Personal information
- Full name: John Sutton Hitchmough
- Born: 18 April 1958 (age 68) Liverpool, Lancashire, England
- Batting: Right-handed
- Bowling: Right-arm medium

Domestic team information
- 1985–1986: Minor Counties
- 1982–1989: Cheshire

Career statistics
| Competition | List A |
| Matches | 9 |
| Runs scored | 84 |
| Batting average | 10.50 |
| 100s/50s | –/– |
| Top score | 34 |
| Balls bowled | 372 |
| Wickets | 7 |
| Bowling average | 35.00 |
| 5 wickets in innings | – |
| 10 wickets in match | – |
| Best bowling | 2/37 |
| Catches/stumpings | 3/– |
- Source: Cricinfo, 6 April 2011

= John Hitchmough (cricketer, born 1958) =

English cricketer

John Sutton Hitchmough (born 19 April 1958) is a former English cricketer.
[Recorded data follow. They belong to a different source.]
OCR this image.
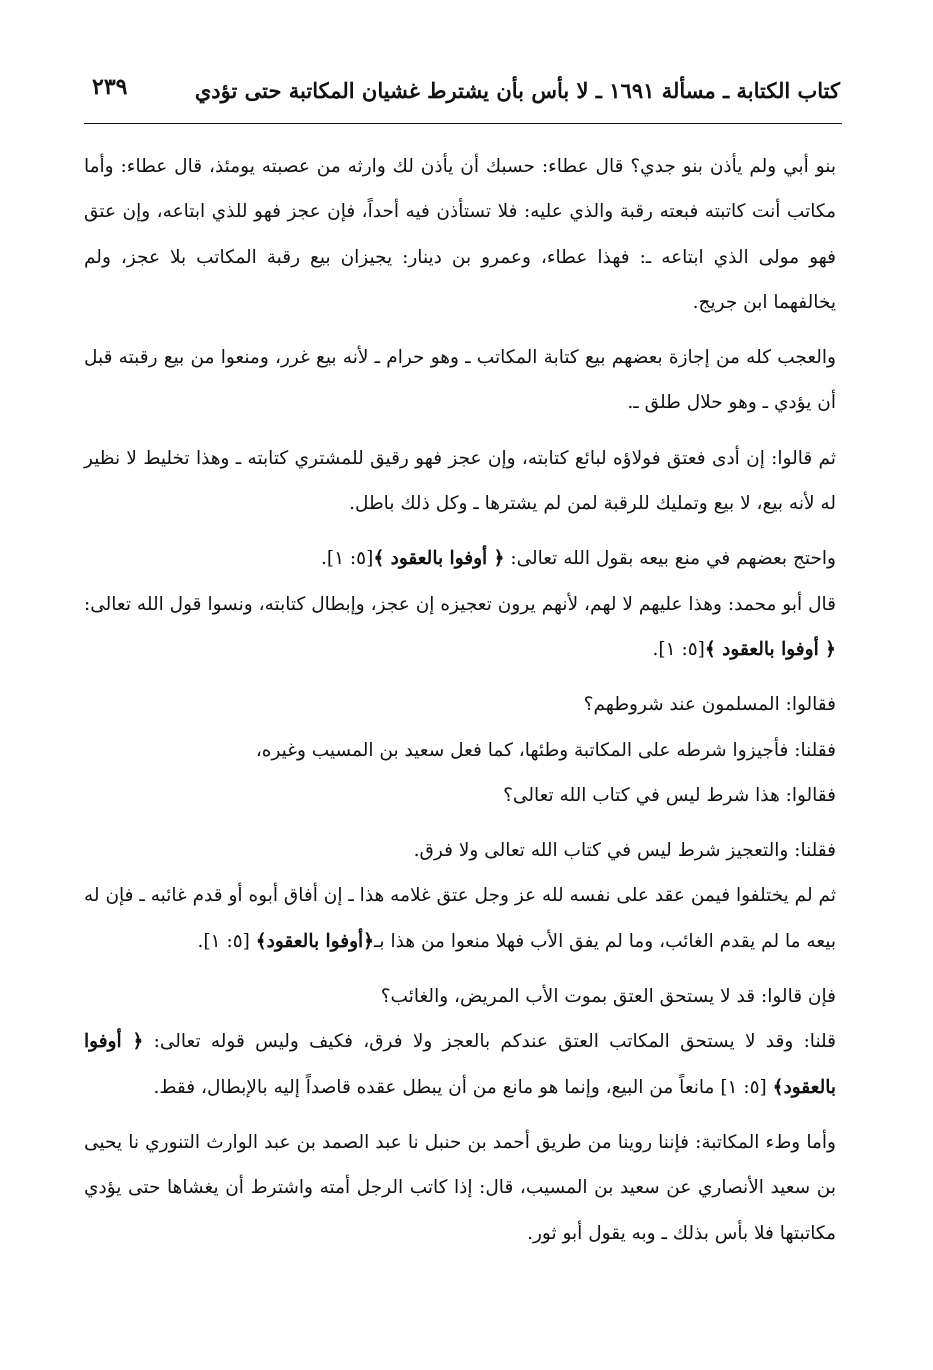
كتاب الكتابة ـ مسألة ١٦٩١ ـ لا بأس بأن يشترط غشيان المكاتبة حتى تؤدي
٢٣٩

بنو أبي ولم يأذن بنو جدي؟ قال عطاء: حسبك أن يأذن لك وارثه من عصبته يومئذ، قال عطاء: وأما مكاتب أنت كاتبته فبعته رقبة والذي عليه: فلا تستأذن فيه أحداً، فإن عجز فهو للذي ابتاعه، وإن عتق فهو مولى الذي ابتاعه ـ: فهذا عطاء، وعمرو بن دينار: يجيزان بيع رقبة المكاتب بلا عجز، ولم يخالفهما ابن جريج.

والعجب كله من إجازة بعضهم بيع كتابة المكاتب ـ وهو حرام ـ لأنه بيع غرر، ومنعوا من بيع رقبته قبل أن يؤدي ـ وهو حلال طلق ـ.

ثم قالوا: إن أدى فعتق فولاؤه لبائع كتابته، وإن عجز فهو رقيق للمشتري كتابته ـ وهذا تخليط لا نظير له لأنه بيع، لا بيع وتمليك للرقبة لمن لم يشترها ـ وكل ذلك باطل.

واحتج بعضهم في منع بيعه بقول الله تعالى: ﴿ أوفوا بالعقود ﴾[٥: ١].

قال أبو محمد: وهذا عليهم لا لهم، لأنهم يرون تعجيزه إن عجز، وإبطال كتابته، ونسوا قول الله تعالى: ﴿ أوفوا بالعقود ﴾[٥: ١].

فقالوا: المسلمون عند شروطهم؟

فقلنا: فأجيزوا شرطه على المكاتبة وطئها، كما فعل سعيد بن المسيب وغيره،

فقالوا: هذا شرط ليس في كتاب الله تعالى؟

فقلنا: والتعجيز شرط ليس في كتاب الله تعالى ولا فرق.

ثم لم يختلفوا فيمن عقد على نفسه لله عز وجل عتق غلامه هذا ـ إن أفاق أبوه أو قدم غائبه ـ فإن له بيعه ما لم يقدم الغائب، وما لم يفق الأب فهلا منعوا من هذا بـ﴿أوفوا بالعقود﴾ [٥: ١].

فإن قالوا: قد لا يستحق العتق بموت الأب المريض، والغائب؟

قلنا: وقد لا يستحق المكاتب العتق عندكم بالعجز ولا فرق، فكيف وليس قوله تعالى: ﴿ أوفوا بالعقود﴾ [٥: ١] مانعاً من البيع، وإنما هو مانع من أن يبطل عقده قاصداً إليه بالإبطال، فقط.

وأما وطء المكاتبة: فإننا روينا من طريق أحمد بن حنبل نا عبد الصمد بن عبد الوارث التنوري نا يحيى بن سعيد الأنصاري عن سعيد بن المسيب، قال: إذا كاتب الرجل أمته واشترط أن يغشاها حتى يؤدي مكاتبتها فلا بأس بذلك ـ وبه يقول أبو ثور.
Hitchmough was a right-handed batsman who bowled right-arm medium pace. He was born in Liverpool, Lancashire.

Hitchmough made his debut for Cheshire in the 1982 Minor Counties Championship against Durham. Hitchmough played Minor counties cricket for Cheshire from 1982 to 1989, including 38 Minor Counties Championship matches and 15 MCCA Knockout Trophy matches. In 1982, he made his List A debut for Cheshire against Middlesex in the NatWest Trophy. He played three further List A matches for Cheshire, the last of which came against Hampshire in the 1989 NatWest Trophy, as well representing the Minor Counties cricket team in five List A matches in the 1985 and 1986 Benson and Hedges Cup. In his nine career List A matches, he scored 84 runs at a batting average of 10.50, with a high score of 34. With the ball he took 7 wickets at a bowling average of 35.00, with best figures of 2/37.